While the government won’t cover your fees or interest payments, upfront fees can’t be higher than 5% of the facility size. Like CBILS, there’s an 80% government guarantee to incentivise lenders. RLS will encourage lenders to offer eligible businesses facilities they might not normally be able to access at better rates than usual.

What kinds of facilities are available under the scheme?

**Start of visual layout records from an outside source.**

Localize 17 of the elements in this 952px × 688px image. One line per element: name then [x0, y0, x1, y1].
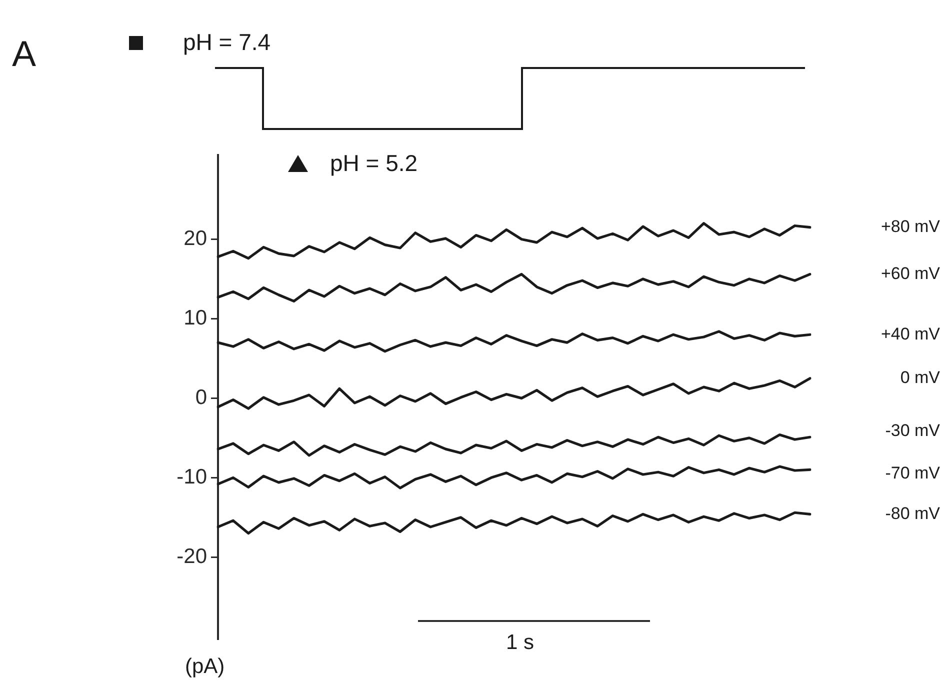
- y-tick-label: 10: [184, 306, 207, 330]
- text: -80 mV: [885, 504, 941, 523]
- text: -30 mV: [885, 420, 941, 440]
- y-tick-label: -20: [176, 544, 207, 568]
- text: +60 mV: [880, 264, 941, 283]
- text: pH = 7.4: [183, 29, 271, 55]
- y-tick-label: 20: [184, 227, 207, 250]
- annotation: pH = 5.2: [330, 150, 418, 176]
- text: +80 mV: [880, 217, 941, 236]
- annotation: 1 s: [506, 631, 534, 654]
- text: -70 mV: [885, 463, 941, 482]
- text: A: [12, 33, 36, 74]
- text: +40 mV: [880, 324, 941, 344]
- text: 0 mV: [900, 368, 941, 388]
- y-axis-title: (pA): [185, 655, 225, 678]
- y-tick-label: 0: [195, 386, 207, 409]
- y-tick-label: -10: [176, 465, 207, 488]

The amount you can borrow through RLS is more flexible than CBILS, starting at £1,000 for asset finance and invoice finance. Term loans or overdrafts start at £25,001 (half the CBILS minimum), going up to £10 million. While you’re no doubt familiar with the concept of business loans, the other kinds of finance available through the scheme might not be as clear. Here’s what you need to know:

1. Invoice finance

If you invoice your customers or clients then you’ve no doubt experienced the cash flow pressure caused by lengthy payment terms. Many businesses wait 30, 60 or even up to 120 days before they receive the cash they’re owed.

With an invoice finance facility, you get to dip into that money before your customer pays up. The lender advances your business a percentage of the invoice’s value up front. When your customer settles their invoice, the lender is repaid for the percentage they advanced and you get the remaining amount (minus a small fee).

At MarketFinance we offer several kinds of invoice finance. You can pay as you go if you have less frequent cash flow needs. Or, if you need a more regular facility to support your working capital then you can choose a subscription facility with fixed monthly fees.

2. Asset finance

If your business relies on expensive equipment or machinery, you can avoid payment for the outright by spreading the cost through a hire purchase or leasing. Hire purchasing allows you to make smaller payments over a pre-agreed time frame until you own the asset outright. If you’re leasing the item, a lender will buy the asset and you will pay a monthly fee to use it. When the lease ends, you pay the balance. Alternatively, you can upgrade the item and return the original asset to the lender to settle.

3. Overdrafts

An overdraft is a facility that’s linked to your business current account. It allows you to make payments from your account beyond the available balance, up to a pre-agreed limit. You can choose overdrafts that have a fixed duration for particular pinch points, or you can use a rolling facility. They’re well-suited to businesses whose cash requirements change month-to-month.

Alternative finance supports SMEs

Many SMEs have been let down by traditional banks when it comes to accessing finance. The processes in place to secure funding take a long time to complete and often underserve those who need them most. Alternative solutions that are more user-friendly and faster are out there. For busy entrepreneurs that want a quick response, it’s time to look outside the high street box.